Jim read this sentence and then crumpled up the sheet of paper. "It sounds stupid," he said aloud to himself. "Every letter she gets probably sounds like that."

He sat for a long time twirling his pencil around in his hand, trying to think of some way of writing an introductory letter that didn't sound boring and stupid.

Finally he decided not to send a letter at all. He concluded that he needed something that would grab her attention, that would make his letter stand out from the other ten she'd probably receive. He decided to send an envelope containing only an assortment of odd things. He had a cigar box containing small clippings, cards, and slips of paper, which he acquired and saved from all over the place. He'd often toss one of these items in with letters he send to friends and relatives. This letter, he decided, would contain nothing except an assortment of artifacts such as these.

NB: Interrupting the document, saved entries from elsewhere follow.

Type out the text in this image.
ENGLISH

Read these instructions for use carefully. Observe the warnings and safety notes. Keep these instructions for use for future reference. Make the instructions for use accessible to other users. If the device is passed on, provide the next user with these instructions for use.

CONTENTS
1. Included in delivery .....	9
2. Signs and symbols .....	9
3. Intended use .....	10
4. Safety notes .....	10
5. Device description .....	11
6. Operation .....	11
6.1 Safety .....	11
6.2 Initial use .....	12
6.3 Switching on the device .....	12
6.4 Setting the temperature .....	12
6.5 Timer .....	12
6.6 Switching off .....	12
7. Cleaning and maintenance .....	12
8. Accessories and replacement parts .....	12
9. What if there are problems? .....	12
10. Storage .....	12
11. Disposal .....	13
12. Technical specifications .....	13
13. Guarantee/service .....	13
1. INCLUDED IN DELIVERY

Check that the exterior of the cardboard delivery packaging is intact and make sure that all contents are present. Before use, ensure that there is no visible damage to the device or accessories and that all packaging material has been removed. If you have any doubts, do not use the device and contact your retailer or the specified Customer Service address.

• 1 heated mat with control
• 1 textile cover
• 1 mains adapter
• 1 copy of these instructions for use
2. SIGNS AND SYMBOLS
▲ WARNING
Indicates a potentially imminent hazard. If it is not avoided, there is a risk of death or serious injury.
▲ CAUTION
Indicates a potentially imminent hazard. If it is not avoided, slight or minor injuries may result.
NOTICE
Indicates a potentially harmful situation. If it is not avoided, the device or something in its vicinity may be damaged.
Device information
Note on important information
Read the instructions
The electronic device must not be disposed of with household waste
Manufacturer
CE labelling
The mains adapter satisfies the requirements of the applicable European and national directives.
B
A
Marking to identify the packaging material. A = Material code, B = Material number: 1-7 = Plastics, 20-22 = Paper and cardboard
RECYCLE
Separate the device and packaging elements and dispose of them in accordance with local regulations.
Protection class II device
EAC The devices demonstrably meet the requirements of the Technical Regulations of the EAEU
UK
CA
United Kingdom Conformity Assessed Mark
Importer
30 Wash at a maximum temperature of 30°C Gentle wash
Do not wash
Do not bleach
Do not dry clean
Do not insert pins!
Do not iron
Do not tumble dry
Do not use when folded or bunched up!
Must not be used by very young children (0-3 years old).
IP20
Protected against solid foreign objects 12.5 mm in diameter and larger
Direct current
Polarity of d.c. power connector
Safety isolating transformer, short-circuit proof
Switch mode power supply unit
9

He dug around in his cigar box, pulling out choice items. A "Colonel Mustard" card from an old "Clue" game. An "Inspected by #12" slip. A picture he'd cut out of a newspaper, depicting a mushroom cloud rising above the Nevada desert during a bomb test in the 1950s. A carnival ticket reading "KEEP THIS COUPON * IT IS VALUABLE." A playing card, the eight of hearts. A matchbook cover from "Trader Flip's," a Polynesian restaurant. A photograph of him, taken the previous Christmas, wearing a Santa Claus hat. A yellow slip of paper with some mathematical formulas written on it, which he had found on the floor of "Dollars to Donuts" a few days before. A Cracker Jack prize, a tiny booklet of brain teasers. A full color photo of the unblinking statues on Easter Island, clipped out of a magazine. And lastly, a Bazooka Joe comic.

Jim placed all of these items into a business size envelope. He wrote his name and return address in the corner, but it then took him a while to figure out how to address the envelope correctly so that it would properly get to the person who'd placed the ad. This done, he put a stamp on the envelope and strolled with it out into the nighttime.

As he tossed it into the corner mailbox, he thought "That ought to make her sit up and take notice."